Thursday, August 21, 2014

Buffalo Bill Rides Again!

John Ott's great artwork resulted in this car built from an MDC passenger car kit. Note the wood blinds in the windows.
One of the many weaknesses I have is for circus advance cars. These are the cars which moved ahead of the circus to plaster the advertising posters over every barn and building side they could find. The cars were usually decorated very gaily since they were a rolling billboard. Way back in the March 1995 issue, Railroad Model Craftsman published an article of mine on how I built cars 1 and 2 for the Buffalo Bill Wild West Show. The cars themselves were scratchbuilt but used commercial dry transfers. I was able to fiddle with the transfers a bit to get a couple of different colors and I still use them on the railroad.
  Recently I discovered that there was a Car No. 3. John Ott (www.ottgallery.com) had turned up a prototype photo of the car and had made some artwork for the lettering. His car looked fantastic so I asked if I could use the artwork to make a similar car. He generously agreed. The result is my Car No. 3. It is basically a Model Die Casting coach.
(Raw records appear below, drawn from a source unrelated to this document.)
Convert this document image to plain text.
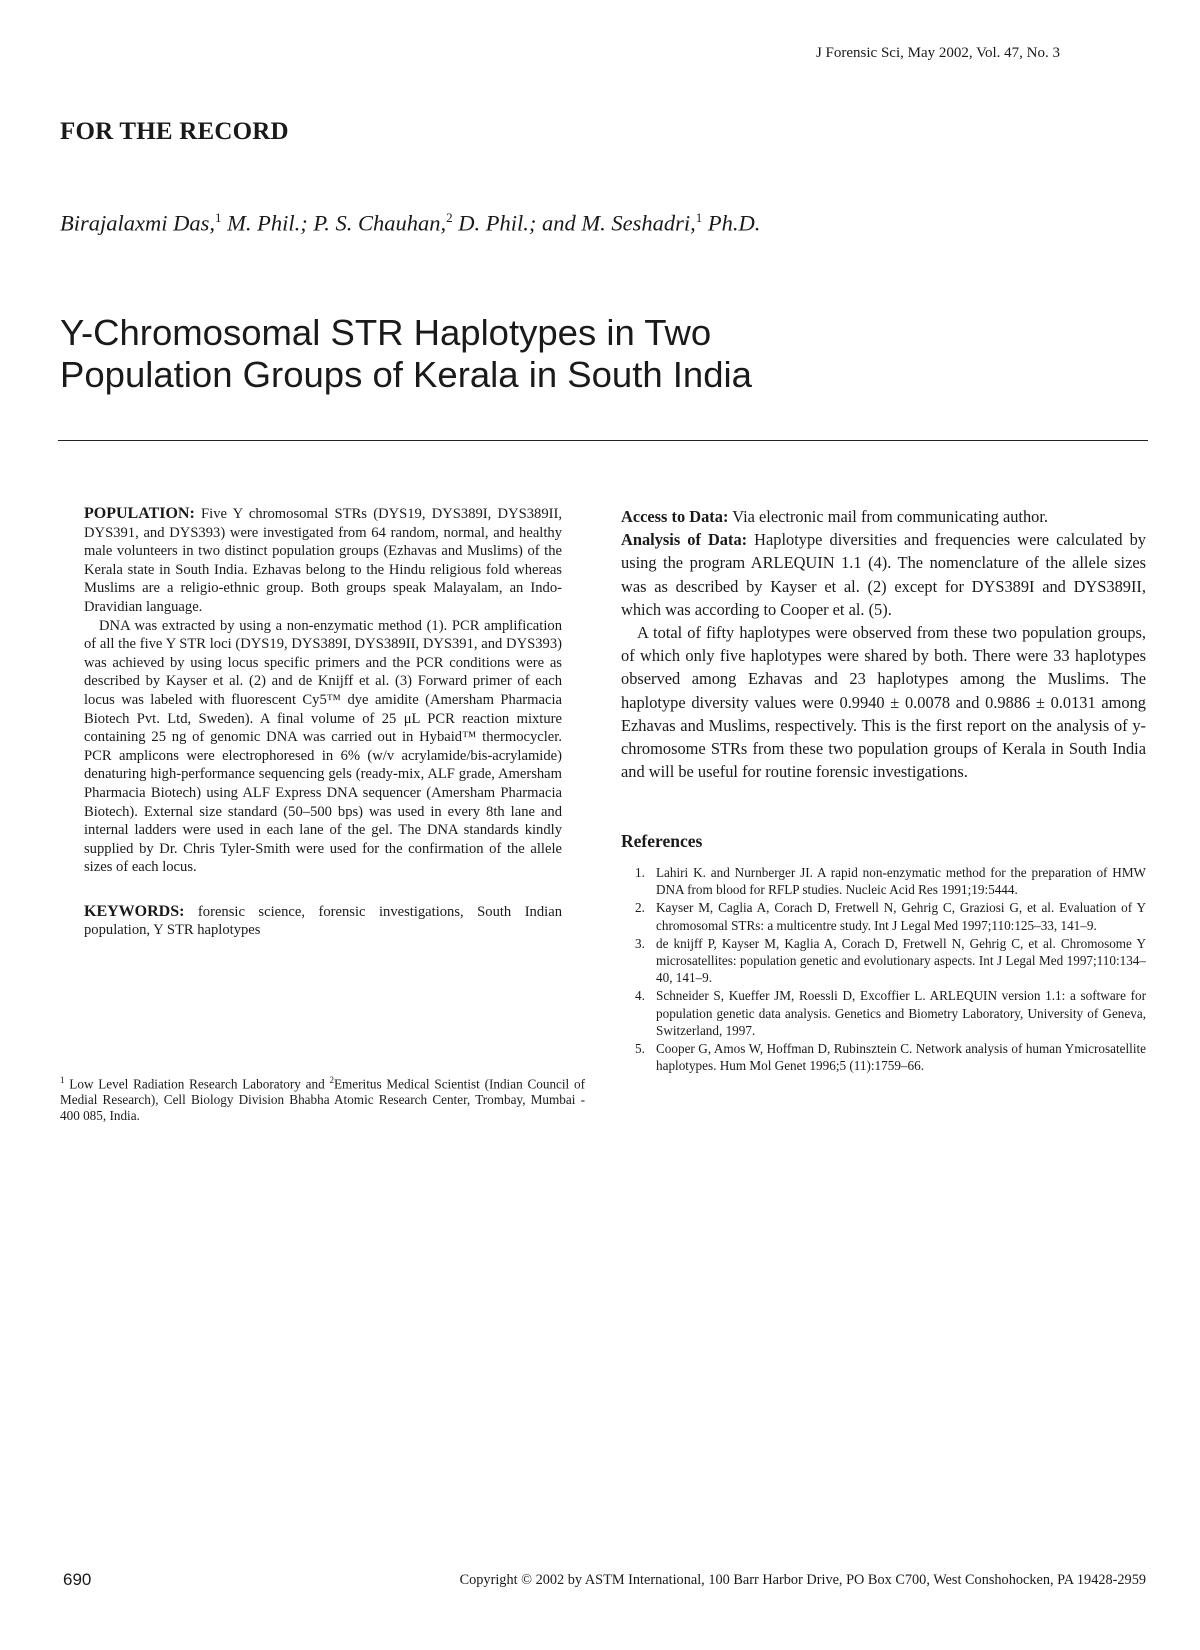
J Forensic Sci, May 2002, Vol. 47, No. 3
FOR THE RECORD
Birajalaxmi Das,$^1$ M. Phil.; P. S. Chauhan,$^2$ D. Phil.; and M. Seshadri,$^1$ Ph.D.
Y-Chromosomal STR Haplotypes in Two
Population Groups of Kerala in South India

POPULATION: Five Y chromosomal STRs (DYS19, DYS389I, DYS389II, DYS391, and DYS393) were investigated from 64 random, normal, and healthy male volunteers in two distinct population groups (Ezhavas and Muslims) of the Kerala state in South India. Ezhavas belong to the Hindu religious fold whereas Muslims are a religio-ethnic group. Both groups speak Malayalam, an Indo-Dravidian language.

DNA was extracted by using a non-enzymatic method (1). PCR amplification of all the five Y STR loci (DYS19, DYS389I, DYS389II, DYS391, and DYS393) was achieved by using locus specific primers and the PCR conditions were as described by Kayser et al. (2) and de Knijff et al. (3) Forward primer of each locus was labeled with fluorescent Cy5™ dye amidite (Amersham Pharmacia Biotech Pvt. Ltd, Sweden). A final volume of 25 μL PCR reaction mixture containing 25 ng of genomic DNA was carried out in Hybaid™ thermocycler. PCR amplicons were electrophoresed in 6% (w/v acrylamide/bis-acrylamide) denaturing high-performance sequencing gels (ready-mix, ALF grade, Amersham Pharmacia Biotech) using ALF Express DNA sequencer (Amersham Pharmacia Biotech). External size standard (50–500 bps) was used in every 8th lane and internal ladders were used in each lane of the gel. The DNA standards kindly supplied by Dr. Chris Tyler-Smith were used for the confirmation of the allele sizes of each locus.

KEYWORDS: forensic science, forensic investigations, South Indian population, Y STR haplotypes

$^1$ Low Level Radiation Research Laboratory and $^2$Emeritus Medical Scientist (Indian Council of Medial Research), Cell Biology Division Bhabha Atomic Research Center, Trombay, Mumbai - 400 085, India.

Access to Data: Via electronic mail from communicating author.

Analysis of Data: Haplotype diversities and frequencies were calculated by using the program ARLEQUIN 1.1 (4). The nomenclature of the allele sizes was as described by Kayser et al. (2) except for DYS389I and DYS389II, which was according to Cooper et al. (5).

A total of fifty haplotypes were observed from these two population groups, of which only five haplotypes were shared by both. There were 33 haplotypes observed among Ezhavas and 23 haplotypes among the Muslims. The haplotype diversity values were 0.9940 ± 0.0078 and 0.9886 ± 0.0131 among Ezhavas and Muslims, respectively. This is the first report on the analysis of y-chromosome STRs from these two population groups of Kerala in South India and will be useful for routine forensic investigations.

References
1. Lahiri K. and Nurnberger JI. A rapid non-enzymatic method for the preparation of HMW DNA from blood for RFLP studies. Nucleic Acid Res 1991;19:5444.
2. Kayser M, Caglia A, Corach D, Fretwell N, Gehrig C, Graziosi G, et al. Evaluation of Y chromosomal STRs: a multicentre study. Int J Legal Med 1997;110:125–33, 141–9.
3. de knijff P, Kayser M, Kaglia A, Corach D, Fretwell N, Gehrig C, et al. Chromosome Y microsatellites: population genetic and evolutionary aspects. Int J Legal Med 1997;110:134–40, 141–9.
4. Schneider S, Kueffer JM, Roessli D, Excoffier L. ARLEQUIN version 1.1: a software for population genetic data analysis. Genetics and Biometry Laboratory, University of Geneva, Switzerland, 1997.
5. Cooper G, Amos W, Hoffman D, Rubinsztein C. Network analysis of human Ymicrosatellite haplotypes. Hum Mol Genet 1996;5 (11):1759–66.
690	Copyright © 2002 by ASTM International, 100 Barr Harbor Drive, PO Box C700, West Conshohocken, PA 19428-2959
Very little was done with it other than to replace the truss rods with nylon fishing line and use body-mounted couplers. Intermountain wheels also replaced the kit's plastic ones.
Eager employees of Bill Cody stand before their rolling office.
    The hard part of the car was adapting John's art into a usable decal. While I use an Alps printer for most of my decals, it just doesn't do very well with colors which morph into other colors as are on the lettering. If I used an inkjet, the decal would not be opaque enough and the car color would show through greatly changing the appearing. Some of the decal would disappear altogether. To solve this, I printing a white decal on the Alps and applied it to the car. This provided my opaque undercoat. The colored part of the decal was then printed on inkjet decal paper. Aligning the color decal with the already-applied white one was a little tricky but I think the result was worth it.
   With this done, I am enthusiastic about building new versions of cars 1 and 2. I have new and better artwork for them as well, thanks to John. You should take a look at his website when you get time. He's done some interesting things building cars and structures.

2 comments:

  1. When are you going to publish an article on the construction of the low bed dray wagons? They look great!